Google+ has accelerated the timeline for brand profiles somewhat, promising to roll out rudimentary business accounts by late fall.
Christian Oestlien, product manager in charge of ads for the social media platform, noted late yesterday in a Google+ blog post, “We have refocused a few priorities and we expect to have an initial version of businesses profiles up and running for EVERYONE in the next few months. There may be a tiny handful business profiles that will remain in the meantime solely for the purpose of testing how businesses interact with consumers.”
Among the interim survivors is Ford Motor Company, which was one of the very first brands to test Google+. Its profile is now emblazoned with a pink badge saying “Test Account.”
In Oestlien’s frequent updates and comments to the ad community, he frequently uses the word “humbled” to describe his team’s response to rabid brand interest in the product. But one wonders if he really means “exasperated,” or maybe “overwhelmed.”
The past three days have brought spiraling complaints about Google’s unevenly applied ban on branded accounts. More than a week after it told businesses and other organizations to either shut down their accounts or have them shut down, many of the highest profile accounts still hadn’t been deleted as of yesterday morning. These included most notably Mashable News and Ford Motor Company, two of the earliest non-human entities on Google+.
That Google had spared Mashable the rod particularly stuck in the craw of some journalists working for media outlets that had complied with Google’s edict or had their accounts involuntarily yanked.
Boing Boing blogger Xeni Jardin was among them. Early this week, she posted to Google+ “Seriously, google friends: Why is +Mashable News still chillin’ with 100K followers while other ‘non-humans’ have either proactively refrained, proactively closed their accounts, or been shut down? I get that you’re kind of overwhelmed with the response, but this is making a lot of people who are otherwise enthusiastic about your new product feel bad.”
A lengthy, snarky debate then played out in the comments underneath Jardin’s post and others like it. A sample remark, from Zach Behrens of public broadcast station KCET-TV, “I would definitely like some clarification. At the news non-profit I work at, we are listening to Google and waiting for approval, but it’s disheartening to see others break Google’s request and seem to be reaping the rewards.”
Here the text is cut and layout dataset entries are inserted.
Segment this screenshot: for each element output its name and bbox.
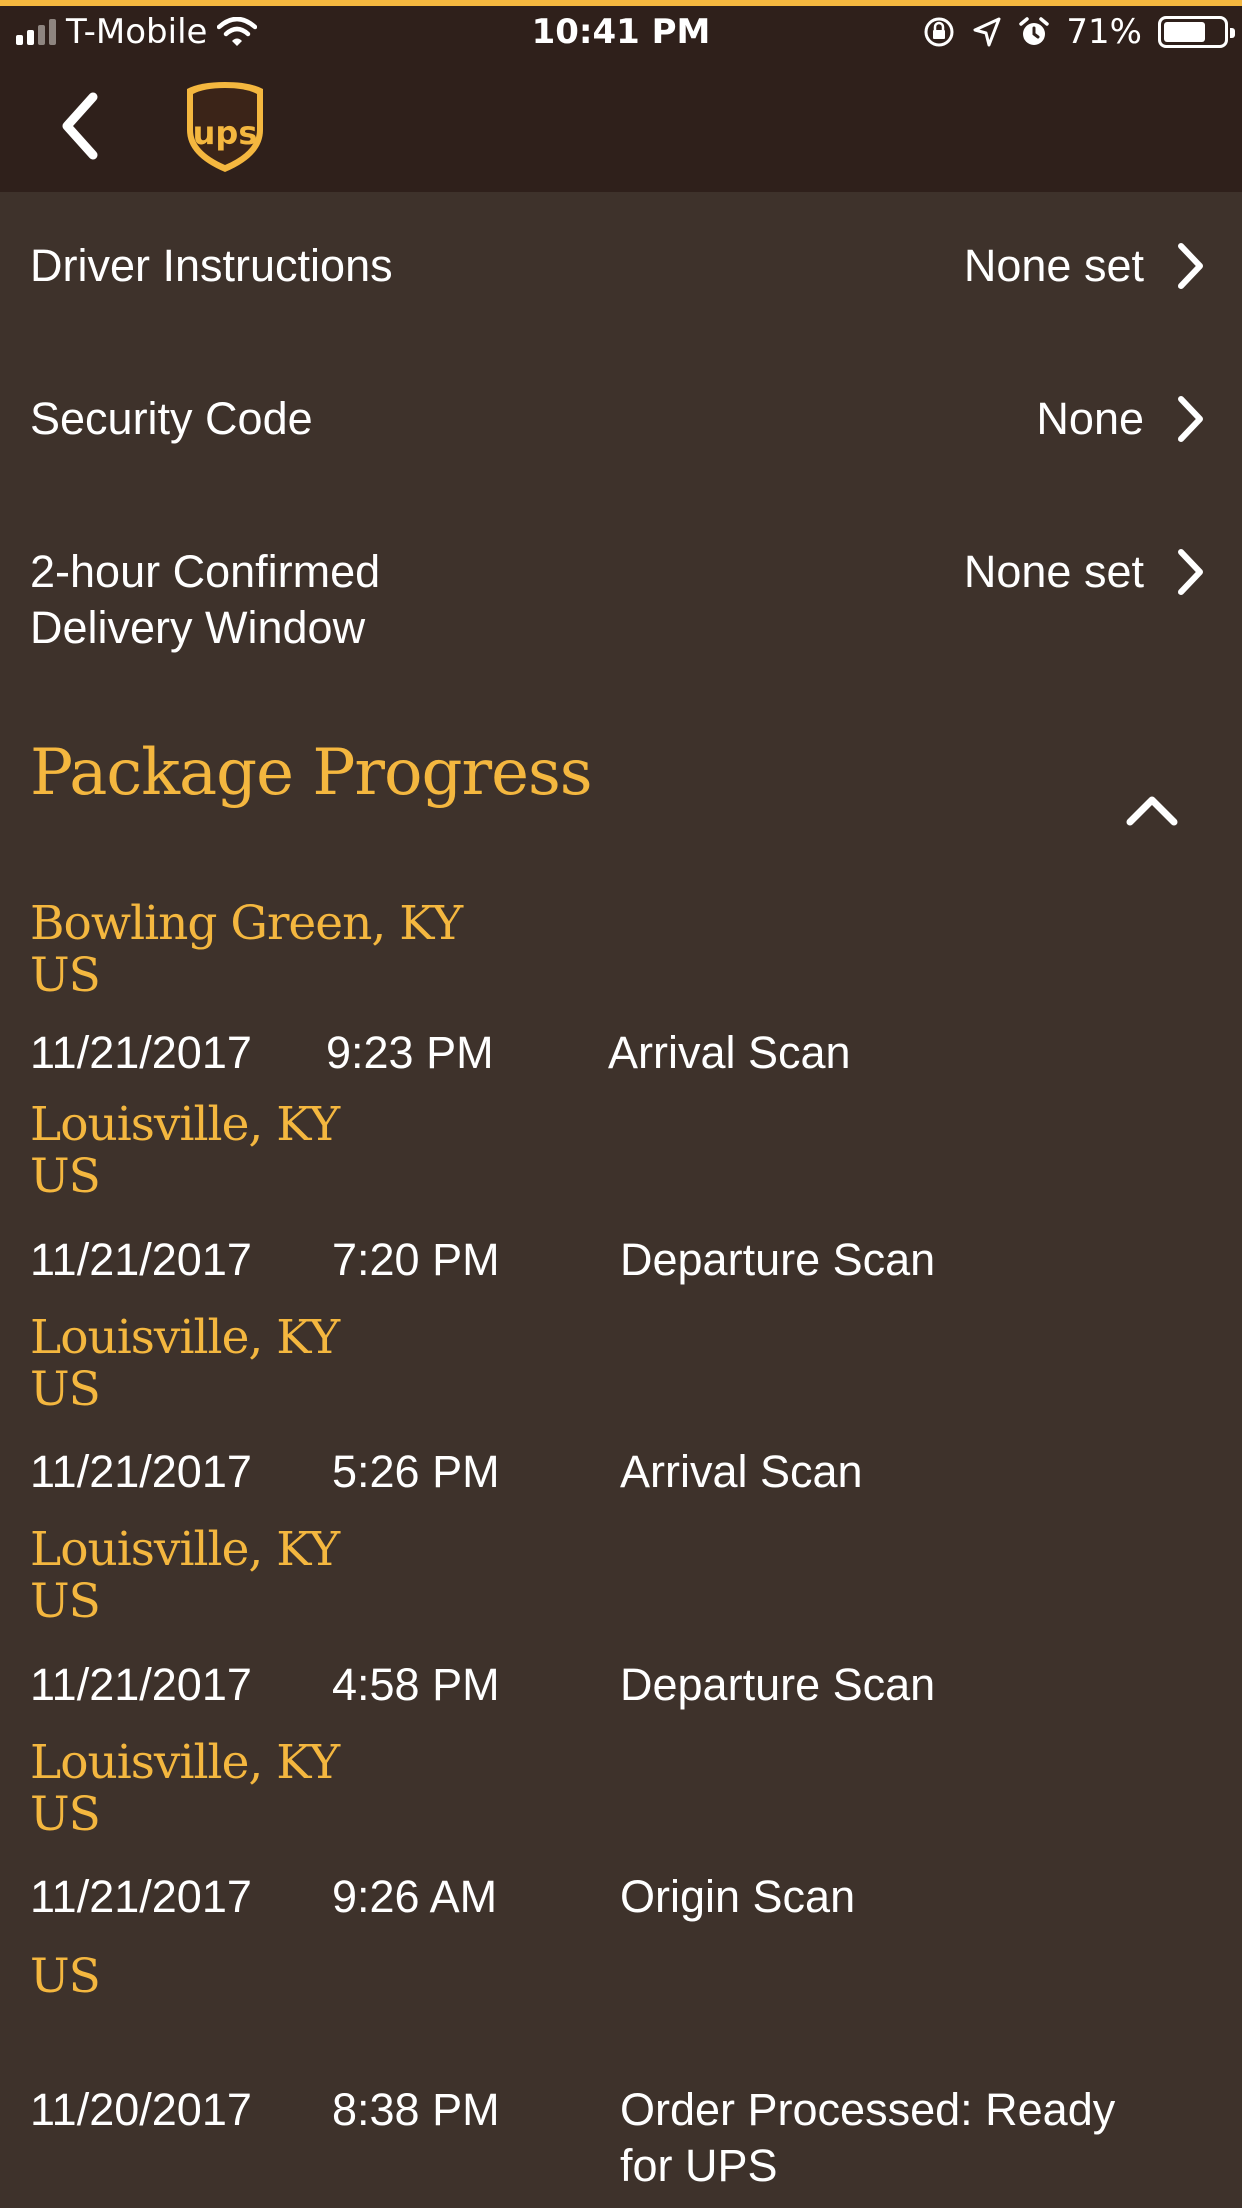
entry-date: 11/21/2017 [30,1027,252,1078]
setting-security-code[interactable]: Security Code None [0,345,1242,498]
entry-time: 7:20 PM [332,1234,500,1285]
entry-date: 11/21/2017 [30,1871,252,1922]
entry-date: 11/20/2017 [30,2084,252,2135]
entry-time: 9:23 PM [326,1027,494,1078]
setting-delivery-window[interactable]: 2-hour Confirmed Delivery Window None se… [0,498,1242,708]
chevron-left-icon [62,92,98,160]
ups-logo: ups [187,82,263,172]
setting-driver-instructions[interactable]: Driver Instructions None set [0,192,1242,345]
entry-country: US [30,1149,101,1204]
battery-icon [1158,16,1235,48]
setting-label: Driver Instructions [30,240,393,291]
svg-text:ups: ups [193,114,258,152]
entry-date: 11/21/2017 [30,1446,252,1497]
entry-time: 8:38 PM [332,2084,500,2135]
location-icon [973,17,1001,47]
entry-date: 11/21/2017 [30,1234,252,1285]
navigation-bar: ups [0,58,1242,192]
setting-label: 2-hour Confirmed Delivery Window [30,546,381,653]
entry-activity: Arrival Scan [608,1027,851,1078]
chevron-right-icon [1178,549,1203,595]
entry-location: Louisville, KY [30,1310,340,1365]
rotation-lock-icon [924,17,954,47]
entry-country: US [30,1787,101,1842]
entry-activity: Departure Scan [620,1234,936,1285]
setting-value: None set [963,240,1144,291]
status-right: 71% [922,12,1235,52]
back-button[interactable] [40,86,120,166]
battery-fill [1164,22,1205,42]
chevron-right-icon [1178,243,1203,289]
entry-location: Louisville, KY [30,1522,340,1577]
collapse-button[interactable] [1120,786,1184,834]
entry-date: 11/21/2017 [30,1659,252,1710]
alarm-icon [1019,17,1050,45]
battery-percentage: 71% [1066,12,1142,52]
entry-time: 5:26 PM [332,1446,500,1497]
setting-label: Security Code [30,393,313,444]
entry-activity: Origin Scan [620,1871,856,1922]
entry-country: US [30,1362,101,1417]
entry-location: Louisville, KY [30,1097,340,1152]
entry-location: Bowling Green, KY [30,896,463,951]
entry-country: US [30,1574,101,1629]
chevron-right-icon [1178,396,1203,442]
entry-time: 9:26 AM [332,1871,498,1922]
setting-value: None [1036,393,1144,444]
entry-activity: Arrival Scan [620,1446,863,1497]
setting-value: None set [963,546,1144,597]
package-progress-title: Package Progress [30,736,593,810]
entry-activity: Order Processed: Ready for UPS [620,2084,1116,2191]
entry-activity: Departure Scan [620,1659,936,1710]
status-bar: T-Mobile 10:41 PM 71% [0,6,1242,58]
entry-time: 4:58 PM [332,1659,500,1710]
entry-country: US [30,1949,101,2004]
chevron-up-icon [1126,796,1178,826]
entry-country: US [30,948,101,1003]
entry-location: Louisville, KY [30,1735,340,1790]
battery-cap [1230,28,1235,38]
Mashable’s exemption turned out to be short-lived. As of this morning the account had been renamed for its founder, Peter Cashmore, who inherited the 100,000-plus followers. For a publisher whose brand is so closely married to that of its founder, the site’s outcome is happier than what many other Google+ brands have enjoyed.
It’s a fact not lost on some marketers. In a comment on Oestlien’s post, Reuters social media editor Anthony de Rosa wrote, “Had others known they could break the rules and then convert to a personal account without having it deleted, they would have done the same. You’re essentially rewarding breaking the terms of service.”